A few days after the general election, I bumped into one of David Cameron’s longest-standing political allies, one of those who had helped him get selected for Witney back in 2000. I remarked that he must be delighted that Cameron had now won a majority. To my surprise, he glumly replied that it would only be significant if Cameron were to create a hundred new peers. Without them, he warned, the govern-ment’s most important measures would end up bogged down in the Lords, where Labour and the Liberal Democrats combined comfortably outnumber the Tories.
Now, normally when people urge the Prime Minister to create new peers it is because they hope that they will be on the list themselves. But this source was one of those rare Westminster beasts with no interest in a peerage and his fear is now being borne out. Since May, the government has lost more than 70 per cent of votes in the Lords. Just this week, the upper house has rejected plans for tax-credit reform even though it normally defers to the elected house where tax is concerned. A week earlier, the Lords decided that they understood what was in the Tory manifesto better than the Tories and defeated the government over subsidies to onshore windfarms. This happened in spite of the Salisbury Convention, which says that the Lords shouldn’t block manifesto commitments.
What is striking about the Lords’ behaviour is the eagerness with which they are picking fights with the government and the elected house. There is little the Tories can do to stop losing votes there. For Monday’s vote they turned out more of their peers than they have for a decade, and still lost. The frequency of these defeats is causing increasing irritation in Downing Street. One senior No. 10 figures fumes that Labour and the Liberal Democrats are ‘treating the revising chamber as a legislative chamber’.
Traditionally, peers have been wary of full-blown confrontation with the government because they know that their legitimacy is questionable and they have no desire to spark a debate about whether or not the Lords should be abolished. But this has changed since May. The Liberal Democrat peers, of whom there are more than a hundred, don’t much care if they bring the whole place down. They regard the Lords as an absurd anachronism and are therefore happy to heighten the contradictions of having an unelected chamber in a 21st century parliament. These Lib Dem peers have been radicalised by the general election result. They feel that their party was taken for a ride by the Tories, who lured them into government and then destroyed them, and are determined to have their vengeance by whatever means possible.
Their behaviour is having a knock-on effect on Labour, who don’t want to be outflanked as the left-wing opposition to the Tories. There is also the Corbyn factor. When Jeremy Corbyn was elected Labour leader, the Tories hoped this would reduce their problem in the Lords. They believed that Labour peers appointed by Tony Blair and Gordon Brown would have little time for a leader from the hard left who had been such a thorn in New Labour’s side. But Labour peers have reacted rather differently to their new leader. The party’s travails in the Commons have made many of them feel that it is now their job to oppose the government. And there is no doubt that the Lords have been emboldened on tax credits by the sense that public opinion is on their side.
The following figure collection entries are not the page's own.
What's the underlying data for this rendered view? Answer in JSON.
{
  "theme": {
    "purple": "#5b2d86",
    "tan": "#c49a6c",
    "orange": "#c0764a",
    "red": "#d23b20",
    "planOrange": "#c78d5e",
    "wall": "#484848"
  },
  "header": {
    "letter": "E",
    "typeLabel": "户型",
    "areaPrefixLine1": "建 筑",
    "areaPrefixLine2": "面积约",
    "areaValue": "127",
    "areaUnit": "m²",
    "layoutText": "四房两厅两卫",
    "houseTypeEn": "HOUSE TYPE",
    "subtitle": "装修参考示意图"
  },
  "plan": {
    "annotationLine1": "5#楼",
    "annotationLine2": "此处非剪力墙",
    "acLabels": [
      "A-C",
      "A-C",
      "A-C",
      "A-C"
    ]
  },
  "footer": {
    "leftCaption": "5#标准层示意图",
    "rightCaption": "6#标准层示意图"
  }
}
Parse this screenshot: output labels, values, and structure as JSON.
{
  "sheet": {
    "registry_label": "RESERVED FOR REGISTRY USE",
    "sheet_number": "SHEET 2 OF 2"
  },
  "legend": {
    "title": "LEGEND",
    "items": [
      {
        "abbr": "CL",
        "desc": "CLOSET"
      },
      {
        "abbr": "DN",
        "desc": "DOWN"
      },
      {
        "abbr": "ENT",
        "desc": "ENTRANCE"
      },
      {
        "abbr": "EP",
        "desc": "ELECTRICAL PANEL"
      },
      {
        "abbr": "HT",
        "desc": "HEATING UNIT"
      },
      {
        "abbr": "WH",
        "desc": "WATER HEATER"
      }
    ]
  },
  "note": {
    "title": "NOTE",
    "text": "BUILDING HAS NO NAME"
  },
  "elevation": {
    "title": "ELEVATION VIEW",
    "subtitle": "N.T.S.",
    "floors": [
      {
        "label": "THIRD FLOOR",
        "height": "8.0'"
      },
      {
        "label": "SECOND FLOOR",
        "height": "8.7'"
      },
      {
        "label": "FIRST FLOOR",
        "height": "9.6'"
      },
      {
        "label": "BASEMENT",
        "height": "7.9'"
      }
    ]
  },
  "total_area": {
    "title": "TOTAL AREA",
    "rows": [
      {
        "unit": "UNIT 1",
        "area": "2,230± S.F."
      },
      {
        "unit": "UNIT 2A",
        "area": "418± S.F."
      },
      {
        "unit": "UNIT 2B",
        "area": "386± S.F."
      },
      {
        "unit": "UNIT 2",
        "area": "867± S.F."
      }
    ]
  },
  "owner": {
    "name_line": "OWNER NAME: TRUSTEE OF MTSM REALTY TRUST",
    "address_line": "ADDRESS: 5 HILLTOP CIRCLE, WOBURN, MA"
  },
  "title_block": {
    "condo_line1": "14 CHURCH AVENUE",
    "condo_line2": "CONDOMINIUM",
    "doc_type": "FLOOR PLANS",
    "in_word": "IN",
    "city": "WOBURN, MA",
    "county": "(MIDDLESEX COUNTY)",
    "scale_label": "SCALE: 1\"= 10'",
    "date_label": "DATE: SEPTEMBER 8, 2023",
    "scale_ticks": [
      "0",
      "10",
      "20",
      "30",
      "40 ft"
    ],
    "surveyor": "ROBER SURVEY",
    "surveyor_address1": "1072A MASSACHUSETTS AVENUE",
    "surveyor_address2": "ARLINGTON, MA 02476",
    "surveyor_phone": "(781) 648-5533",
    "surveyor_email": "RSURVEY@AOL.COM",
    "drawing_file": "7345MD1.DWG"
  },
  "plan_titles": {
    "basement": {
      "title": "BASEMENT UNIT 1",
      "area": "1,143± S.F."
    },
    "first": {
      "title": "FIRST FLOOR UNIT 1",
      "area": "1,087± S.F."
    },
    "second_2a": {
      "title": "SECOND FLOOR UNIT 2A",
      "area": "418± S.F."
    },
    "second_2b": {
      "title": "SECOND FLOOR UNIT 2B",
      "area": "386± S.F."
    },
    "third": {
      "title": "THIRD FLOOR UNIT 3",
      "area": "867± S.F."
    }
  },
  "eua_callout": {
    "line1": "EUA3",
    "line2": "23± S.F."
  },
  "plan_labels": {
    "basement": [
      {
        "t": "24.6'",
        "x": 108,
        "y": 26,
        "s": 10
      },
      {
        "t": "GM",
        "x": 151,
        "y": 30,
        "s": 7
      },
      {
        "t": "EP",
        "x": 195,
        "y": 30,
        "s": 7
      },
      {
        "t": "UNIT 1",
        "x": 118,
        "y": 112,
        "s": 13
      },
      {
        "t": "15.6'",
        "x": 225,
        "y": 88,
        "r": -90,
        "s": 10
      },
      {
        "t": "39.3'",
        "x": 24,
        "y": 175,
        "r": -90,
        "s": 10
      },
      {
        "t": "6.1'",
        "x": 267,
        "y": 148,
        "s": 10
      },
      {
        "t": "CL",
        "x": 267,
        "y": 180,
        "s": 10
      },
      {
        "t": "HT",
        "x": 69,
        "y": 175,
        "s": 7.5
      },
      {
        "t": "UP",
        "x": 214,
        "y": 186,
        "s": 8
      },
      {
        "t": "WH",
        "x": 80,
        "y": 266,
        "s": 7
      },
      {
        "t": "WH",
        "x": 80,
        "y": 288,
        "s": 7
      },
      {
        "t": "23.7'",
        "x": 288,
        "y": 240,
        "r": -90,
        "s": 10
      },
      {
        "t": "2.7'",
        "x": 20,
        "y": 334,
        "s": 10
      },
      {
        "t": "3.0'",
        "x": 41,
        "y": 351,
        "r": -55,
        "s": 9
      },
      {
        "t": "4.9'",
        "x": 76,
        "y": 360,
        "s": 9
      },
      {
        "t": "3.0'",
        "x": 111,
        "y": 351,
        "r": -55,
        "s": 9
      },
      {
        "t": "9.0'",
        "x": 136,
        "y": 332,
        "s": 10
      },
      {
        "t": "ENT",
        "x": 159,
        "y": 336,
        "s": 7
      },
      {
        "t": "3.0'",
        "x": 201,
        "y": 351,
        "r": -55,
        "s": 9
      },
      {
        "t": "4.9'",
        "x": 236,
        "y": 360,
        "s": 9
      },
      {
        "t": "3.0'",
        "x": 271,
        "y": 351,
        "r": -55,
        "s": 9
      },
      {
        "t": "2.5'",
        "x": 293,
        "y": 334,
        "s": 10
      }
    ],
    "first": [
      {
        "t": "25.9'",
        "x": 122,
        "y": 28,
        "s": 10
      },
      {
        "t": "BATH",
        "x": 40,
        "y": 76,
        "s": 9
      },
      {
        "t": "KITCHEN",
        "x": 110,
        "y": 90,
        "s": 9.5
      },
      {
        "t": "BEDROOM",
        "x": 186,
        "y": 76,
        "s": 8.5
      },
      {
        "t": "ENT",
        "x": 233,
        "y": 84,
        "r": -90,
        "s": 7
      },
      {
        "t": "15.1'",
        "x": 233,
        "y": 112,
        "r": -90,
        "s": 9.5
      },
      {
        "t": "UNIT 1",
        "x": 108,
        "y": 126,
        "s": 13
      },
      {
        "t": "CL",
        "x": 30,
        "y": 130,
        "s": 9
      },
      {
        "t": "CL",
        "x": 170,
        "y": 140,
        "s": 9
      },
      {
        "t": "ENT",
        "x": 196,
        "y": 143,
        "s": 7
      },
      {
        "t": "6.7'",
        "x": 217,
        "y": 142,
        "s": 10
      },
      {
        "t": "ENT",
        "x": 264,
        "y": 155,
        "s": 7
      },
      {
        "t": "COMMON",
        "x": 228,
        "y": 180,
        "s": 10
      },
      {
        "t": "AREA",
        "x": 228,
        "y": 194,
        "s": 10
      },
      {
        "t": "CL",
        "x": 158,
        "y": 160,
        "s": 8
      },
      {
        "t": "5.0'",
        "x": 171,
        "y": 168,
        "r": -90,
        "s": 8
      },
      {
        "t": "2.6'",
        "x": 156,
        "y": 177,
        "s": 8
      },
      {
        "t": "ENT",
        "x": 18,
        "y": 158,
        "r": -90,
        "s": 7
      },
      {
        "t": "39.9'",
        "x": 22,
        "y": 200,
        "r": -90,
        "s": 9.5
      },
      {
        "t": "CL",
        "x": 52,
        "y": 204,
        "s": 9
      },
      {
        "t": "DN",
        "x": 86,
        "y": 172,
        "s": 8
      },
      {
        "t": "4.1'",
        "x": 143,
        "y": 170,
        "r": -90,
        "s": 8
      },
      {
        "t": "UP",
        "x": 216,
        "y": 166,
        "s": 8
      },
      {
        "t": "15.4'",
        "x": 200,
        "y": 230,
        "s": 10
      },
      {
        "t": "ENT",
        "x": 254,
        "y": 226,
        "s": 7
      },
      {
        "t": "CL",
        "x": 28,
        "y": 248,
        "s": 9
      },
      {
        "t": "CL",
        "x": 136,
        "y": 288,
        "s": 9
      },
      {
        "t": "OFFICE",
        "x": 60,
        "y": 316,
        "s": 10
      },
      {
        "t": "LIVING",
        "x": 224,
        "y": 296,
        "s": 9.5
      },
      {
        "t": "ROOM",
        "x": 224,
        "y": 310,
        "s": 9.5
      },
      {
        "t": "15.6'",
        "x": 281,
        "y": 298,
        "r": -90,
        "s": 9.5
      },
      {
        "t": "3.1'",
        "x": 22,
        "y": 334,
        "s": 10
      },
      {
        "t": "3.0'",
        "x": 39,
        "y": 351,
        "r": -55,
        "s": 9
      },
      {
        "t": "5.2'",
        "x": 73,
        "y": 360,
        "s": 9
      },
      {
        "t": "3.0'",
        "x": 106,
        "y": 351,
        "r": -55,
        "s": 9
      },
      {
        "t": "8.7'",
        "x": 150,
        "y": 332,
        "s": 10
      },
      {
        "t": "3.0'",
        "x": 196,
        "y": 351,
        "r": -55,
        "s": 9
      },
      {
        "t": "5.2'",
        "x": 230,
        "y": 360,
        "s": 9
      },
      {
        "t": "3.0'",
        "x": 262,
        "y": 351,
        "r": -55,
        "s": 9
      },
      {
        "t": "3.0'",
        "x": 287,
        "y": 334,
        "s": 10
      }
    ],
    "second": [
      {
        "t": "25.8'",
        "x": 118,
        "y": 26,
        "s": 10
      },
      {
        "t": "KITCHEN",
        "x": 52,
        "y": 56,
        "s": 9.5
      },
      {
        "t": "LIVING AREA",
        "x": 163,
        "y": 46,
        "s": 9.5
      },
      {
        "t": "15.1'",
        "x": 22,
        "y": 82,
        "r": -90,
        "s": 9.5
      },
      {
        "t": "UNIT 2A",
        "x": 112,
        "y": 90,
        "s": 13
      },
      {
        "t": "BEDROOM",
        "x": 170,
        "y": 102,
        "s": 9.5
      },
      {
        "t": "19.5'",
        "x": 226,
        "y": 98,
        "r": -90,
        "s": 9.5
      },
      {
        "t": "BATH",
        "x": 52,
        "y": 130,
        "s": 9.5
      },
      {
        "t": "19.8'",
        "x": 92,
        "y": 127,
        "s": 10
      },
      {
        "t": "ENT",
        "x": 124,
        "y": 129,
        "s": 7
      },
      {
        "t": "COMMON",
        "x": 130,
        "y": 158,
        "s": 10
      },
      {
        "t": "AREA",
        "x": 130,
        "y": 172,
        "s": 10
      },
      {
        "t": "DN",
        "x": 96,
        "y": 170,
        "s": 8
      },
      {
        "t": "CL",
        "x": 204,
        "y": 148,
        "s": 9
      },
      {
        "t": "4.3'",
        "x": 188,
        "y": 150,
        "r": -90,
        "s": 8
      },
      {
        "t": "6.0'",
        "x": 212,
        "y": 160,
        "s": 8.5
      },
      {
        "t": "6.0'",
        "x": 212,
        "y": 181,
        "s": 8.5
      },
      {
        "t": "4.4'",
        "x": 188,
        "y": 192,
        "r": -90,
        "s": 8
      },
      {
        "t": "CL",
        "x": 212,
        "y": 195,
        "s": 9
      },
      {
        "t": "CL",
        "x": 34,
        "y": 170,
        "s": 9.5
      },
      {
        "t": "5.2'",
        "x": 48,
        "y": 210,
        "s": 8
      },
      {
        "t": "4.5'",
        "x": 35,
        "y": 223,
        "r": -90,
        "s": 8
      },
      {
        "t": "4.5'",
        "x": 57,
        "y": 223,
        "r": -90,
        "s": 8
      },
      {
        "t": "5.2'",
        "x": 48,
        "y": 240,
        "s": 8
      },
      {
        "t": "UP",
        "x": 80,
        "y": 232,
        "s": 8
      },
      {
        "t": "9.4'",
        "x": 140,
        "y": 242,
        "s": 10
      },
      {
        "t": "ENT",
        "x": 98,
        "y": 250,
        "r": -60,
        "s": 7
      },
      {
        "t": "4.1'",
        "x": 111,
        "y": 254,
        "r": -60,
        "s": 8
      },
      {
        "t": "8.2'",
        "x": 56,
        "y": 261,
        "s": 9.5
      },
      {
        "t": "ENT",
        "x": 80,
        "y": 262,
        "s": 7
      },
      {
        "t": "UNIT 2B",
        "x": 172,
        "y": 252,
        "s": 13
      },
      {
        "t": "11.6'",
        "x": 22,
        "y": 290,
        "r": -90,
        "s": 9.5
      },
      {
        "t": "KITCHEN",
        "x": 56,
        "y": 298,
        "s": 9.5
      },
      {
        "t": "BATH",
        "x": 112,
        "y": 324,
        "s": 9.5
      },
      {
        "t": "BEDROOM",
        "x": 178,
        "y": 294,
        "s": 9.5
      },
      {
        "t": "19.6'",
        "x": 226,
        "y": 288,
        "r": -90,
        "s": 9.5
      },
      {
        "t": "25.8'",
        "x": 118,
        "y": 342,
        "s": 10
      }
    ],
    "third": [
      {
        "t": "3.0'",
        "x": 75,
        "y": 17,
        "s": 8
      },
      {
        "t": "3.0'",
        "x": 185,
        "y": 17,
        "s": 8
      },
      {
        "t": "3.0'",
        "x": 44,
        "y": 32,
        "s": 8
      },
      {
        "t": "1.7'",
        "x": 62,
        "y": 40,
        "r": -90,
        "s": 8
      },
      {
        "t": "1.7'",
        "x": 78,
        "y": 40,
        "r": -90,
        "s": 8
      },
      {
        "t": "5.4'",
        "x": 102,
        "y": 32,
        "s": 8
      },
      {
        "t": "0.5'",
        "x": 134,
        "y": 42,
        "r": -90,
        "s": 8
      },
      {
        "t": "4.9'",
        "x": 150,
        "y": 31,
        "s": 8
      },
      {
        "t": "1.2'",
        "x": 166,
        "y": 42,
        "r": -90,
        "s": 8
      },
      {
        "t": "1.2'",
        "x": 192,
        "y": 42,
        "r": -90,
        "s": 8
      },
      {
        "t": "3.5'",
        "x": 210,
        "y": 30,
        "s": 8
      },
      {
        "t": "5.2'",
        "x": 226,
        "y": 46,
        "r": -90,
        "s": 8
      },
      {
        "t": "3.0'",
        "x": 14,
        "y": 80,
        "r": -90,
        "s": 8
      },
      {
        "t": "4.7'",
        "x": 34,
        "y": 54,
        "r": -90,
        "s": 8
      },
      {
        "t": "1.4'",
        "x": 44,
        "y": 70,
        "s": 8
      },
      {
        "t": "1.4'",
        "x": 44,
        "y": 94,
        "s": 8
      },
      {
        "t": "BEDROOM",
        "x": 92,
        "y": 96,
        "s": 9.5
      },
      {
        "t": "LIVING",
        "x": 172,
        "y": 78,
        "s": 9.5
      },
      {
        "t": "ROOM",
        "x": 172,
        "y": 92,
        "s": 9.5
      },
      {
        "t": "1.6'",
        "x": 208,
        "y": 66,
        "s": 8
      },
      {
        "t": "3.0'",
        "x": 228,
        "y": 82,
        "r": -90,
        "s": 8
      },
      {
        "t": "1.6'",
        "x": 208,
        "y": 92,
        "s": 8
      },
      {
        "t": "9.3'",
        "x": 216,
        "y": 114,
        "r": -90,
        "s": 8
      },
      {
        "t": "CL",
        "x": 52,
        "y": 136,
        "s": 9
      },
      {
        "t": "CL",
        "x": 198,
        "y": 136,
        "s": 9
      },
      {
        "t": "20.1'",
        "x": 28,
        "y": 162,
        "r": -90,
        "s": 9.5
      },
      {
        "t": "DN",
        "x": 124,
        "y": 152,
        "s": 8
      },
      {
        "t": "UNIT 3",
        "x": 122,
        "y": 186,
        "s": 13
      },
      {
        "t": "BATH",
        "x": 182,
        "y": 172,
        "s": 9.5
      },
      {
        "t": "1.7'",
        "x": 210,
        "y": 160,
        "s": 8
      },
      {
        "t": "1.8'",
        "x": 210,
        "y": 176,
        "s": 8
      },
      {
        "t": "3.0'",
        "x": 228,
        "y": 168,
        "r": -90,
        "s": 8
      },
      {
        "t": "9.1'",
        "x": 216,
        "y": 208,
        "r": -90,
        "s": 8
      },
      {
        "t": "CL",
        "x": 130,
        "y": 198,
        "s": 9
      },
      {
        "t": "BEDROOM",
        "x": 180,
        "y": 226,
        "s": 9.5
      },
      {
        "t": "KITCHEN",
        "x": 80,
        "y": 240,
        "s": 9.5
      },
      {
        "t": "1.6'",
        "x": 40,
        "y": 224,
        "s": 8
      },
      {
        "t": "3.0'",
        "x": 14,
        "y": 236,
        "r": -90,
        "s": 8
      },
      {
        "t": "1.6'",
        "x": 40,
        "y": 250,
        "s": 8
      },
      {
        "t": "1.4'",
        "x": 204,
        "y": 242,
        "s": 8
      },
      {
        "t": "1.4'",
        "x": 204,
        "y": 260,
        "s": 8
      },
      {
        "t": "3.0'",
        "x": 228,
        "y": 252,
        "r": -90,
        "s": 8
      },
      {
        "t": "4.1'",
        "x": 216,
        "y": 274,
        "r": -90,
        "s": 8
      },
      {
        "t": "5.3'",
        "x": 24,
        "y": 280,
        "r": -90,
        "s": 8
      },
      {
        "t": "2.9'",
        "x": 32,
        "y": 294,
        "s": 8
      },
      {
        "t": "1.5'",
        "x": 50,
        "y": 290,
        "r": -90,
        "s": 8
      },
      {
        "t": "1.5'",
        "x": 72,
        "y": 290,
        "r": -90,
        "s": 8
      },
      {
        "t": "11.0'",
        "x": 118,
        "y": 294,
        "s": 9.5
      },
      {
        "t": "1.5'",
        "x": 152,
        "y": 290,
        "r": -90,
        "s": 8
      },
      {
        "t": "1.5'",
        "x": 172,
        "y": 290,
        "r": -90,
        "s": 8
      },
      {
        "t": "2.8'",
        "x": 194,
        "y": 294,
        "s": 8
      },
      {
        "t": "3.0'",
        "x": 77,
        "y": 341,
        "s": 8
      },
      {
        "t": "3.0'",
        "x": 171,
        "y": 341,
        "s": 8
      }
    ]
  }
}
The issue of peer pressure is not going to go away. There’s little confidence in Tory circles that the government’s record on winning votes will improve. One of those involved in working out how to get legislation through the upper house says, despairingly: ‘I now assume we are going to lose every big vote down there.’ Short of flooding the place with new peers, it is hard to see what the short-term solution is. (I understand that the option of appointing a few dozen more peers has not been taken off the table, though Cameron is averse to such a move by temperament.) Indeed, inside government there is concern that if they talk too tough on Lords reform, they might have to do something dramatic and that could lead to a full-blown confrontation with the upper house, leading to legislative gridlock. The current government review into the Lords is as much about providing covering fire while Osborne works on a solution to his tax credit problem as it is about addressing any constitutional question.
In the medium term, part of the answer to getting the Lords to respect the will of the Commons must be more frankness from parties about what they intend to do if they gain office. If the Tories had a clearer mandate for what they are doing to tax credits, more peers would have had reservations about blocking the government’s agenda.
Meanwhile, Osborne has to prepare for next month’s autumn statement. His allies say that he will find some ways of softening the impact of the cuts but that he won’t draw back from the reform. The view in Downing Street is that there is ‘something structurally wrong with our economy’ which leads to welfare being so high and wages so low and that changing tax credits is the key to fixing that imbalance. It is certain is that Osborne’s tweaks to the tax credits package won’t be the ones peers voted for; the government is determined not to let the Lords dictate the terms of their surrender.
His supporters believe that, with a few changes, these tax credit reforms can pass and will come to be accepted by the electorate. They point out the way he tweaked the benefits cap with the introduction of a discretionary fund for local authorities, and the removal of child benefit from higher-rate taxpayers by means of a taper, and that both measures now enjoy widespread support.
The bigger challenge for the government, however, is to turn the national conversation back on to the importance of dealing with the deficit. The public will accept tough measures such as tax-credit reform only if they believe that balancing the books is imperative and that there is no alternative.